Les exploits technologiques de l’ère moderne s’appuient sur les découvertes et les connaissances développées depuis l’antiquité par des pionniers, notamment les scientifiques dédiés aux domaines des mathématiques, l’astronomie, la physique et la médecine. Les inventions successives des siècles de lumière jusqu’au nouveau millénaire sont greffées sur les travaux antérieurs des figures emblématiques de la philosophie et de la science tels que Pythagore, Aristote, Archimède, Descartes, Edison, Einstein, Maxwell, etc.
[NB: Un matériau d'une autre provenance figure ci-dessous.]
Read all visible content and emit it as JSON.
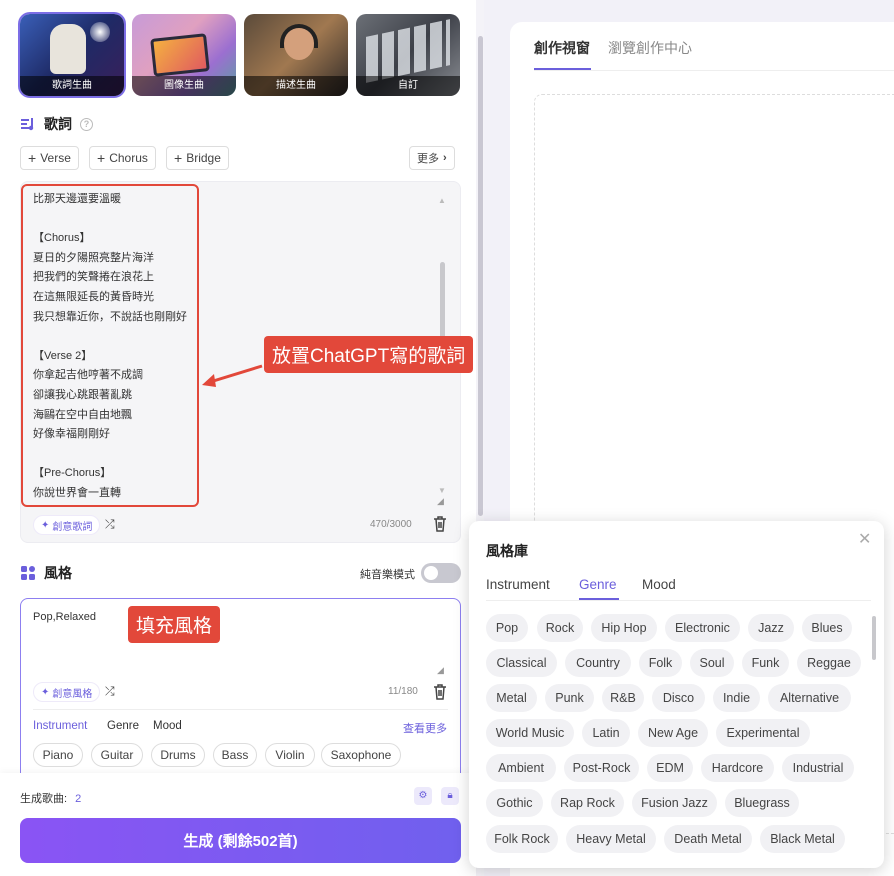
{
  "modes": [
    {
      "label": "歌詞生曲",
      "selected": true
    },
    {
      "label": "圖像生曲",
      "selected": false
    },
    {
      "label": "描述生曲",
      "selected": false
    },
    {
      "label": "自訂",
      "selected": false
    }
  ],
  "lyrics": {
    "title": "歌詞",
    "add_verse": "Verse",
    "add_chorus": "Chorus",
    "add_bridge": "Bridge",
    "more": "更多",
    "text": "比那天邊還要溫暖\n\n【Chorus】\n夏日的夕陽照亮整片海洋\n把我們的笑聲捲在浪花上\n在這無限延長的黃昏時光\n我只想靠近你，不說話也剛剛好\n\n【Verse 2】\n你拿起吉他哼著不成調\n卻讓我心跳跟著亂跳\n海鷗在空中自由地飄\n好像幸福剛剛好\n\n【Pre-Chorus】\n你說世界會一直轉",
    "ai_button": "創意歌詞",
    "counter": "470/3000"
  },
  "annotations": {
    "lyrics_callout": "放置ChatGPT寫的歌詞",
    "style_callout": "填充風格"
  },
  "style": {
    "title": "風格",
    "instrumental_label": "純音樂模式",
    "value": "Pop,Relaxed",
    "ai_button": "創意風格",
    "counter": "11/180",
    "tabs": [
      "Instrument",
      "Genre",
      "Mood"
    ],
    "see_more": "查看更多",
    "instrument_tags": [
      "Piano",
      "Guitar",
      "Drums",
      "Bass",
      "Violin",
      "Saxophone"
    ]
  },
  "footer": {
    "gen_label": "生成歌曲:",
    "gen_count": "2",
    "generate_button": "生成 (剩餘502首)"
  },
  "right": {
    "tab_active": "創作視窗",
    "tab_inactive": "瀏覽創作中心"
  },
  "library": {
    "title": "風格庫",
    "tabs": [
      "Instrument",
      "Genre",
      "Mood"
    ],
    "active_tab": "Genre",
    "genres": [
      [
        "Pop",
        "Rock",
        "Hip Hop",
        "Electronic",
        "Jazz",
        "Blues"
      ],
      [
        "Classical",
        "Country",
        "Folk",
        "Soul",
        "Funk",
        "Reggae"
      ],
      [
        "Metal",
        "Punk",
        "R&B",
        "Disco",
        "Indie",
        "Alternative"
      ],
      [
        "World Music",
        "Latin",
        "New Age",
        "Experimental"
      ],
      [
        "Ambient",
        "Post-Rock",
        "EDM",
        "Hardcore",
        "Industrial"
      ],
      [
        "Gothic",
        "Rap Rock",
        "Fusion Jazz",
        "Bluegrass"
      ],
      [
        "Folk Rock",
        "Heavy Metal",
        "Death Metal",
        "Black Metal"
      ]
    ]
  },
  "colors": {
    "accent": "#6b5fdc",
    "annotation_red": "#e2483a"
  }
}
Pour créer de nouvelles idées et apporter des contributions significatives dans le progrès et le développement des sociétés, il n’est donc pas nécessaire de réinventer la roue ou d’innover. À défaut de pouvoir innover, les économies émergentes imitent les méthodes qui ont déjà réussi, particulièrement au sein des économies industrialisées. 

Les processus d’innovation aussi bien que les stratégies d’imitation sont deux types de mécanismes soutenus par la recherche scientifique, susceptibles de propulser le progrès économique par la création de nouveaux produits (Wierzbicki & Nowodziński, 2019 ; Aghion et al., 2001). C’est par leurs capacités d’innover ou d’imiter les technologies existantes que les économies modernes et émergentes assurent leur compétitivité sinon leur survie dans l’arène économique mondiale (Aghion et al., 2001). Contrairement aux modèles d’imitation, les modèles d’innovation, reposant sur des approches plus sophistiquées, ne sont pas légions. Tout en reconnaissant le cachet déclencheur des innovations de rupture pour soutenir de nouvelles tangentes dans la trajectoire de la création de richesse, la réplication de modèles existants détient une importance cruciale dans la performance économique des sociétés. 

Plusieurs études soulignent la portée des innovations de rupture dans le succès spectaculaire des entreprises de haute technologie telles que Google, Apple, Microsoft (Henton & Held, 2013). Cette dynamique nourrissant le processus de la destruction créatrice attribuée à l’économiste Autrichien Joseph Schumpeter est essentiel pour l’évolution économique. Elle s’explique par une mutation des anciennes inventions vers les nouvelles. Quoiqu’elle soit accompagnée de perturbation, la destruction créatrice favorise les progrès économiques. En effet, l’innovation et les avancées technologiques provoquent la disparition de certaines industries et emplois tout en créant de nouvelles opportunités économiques. 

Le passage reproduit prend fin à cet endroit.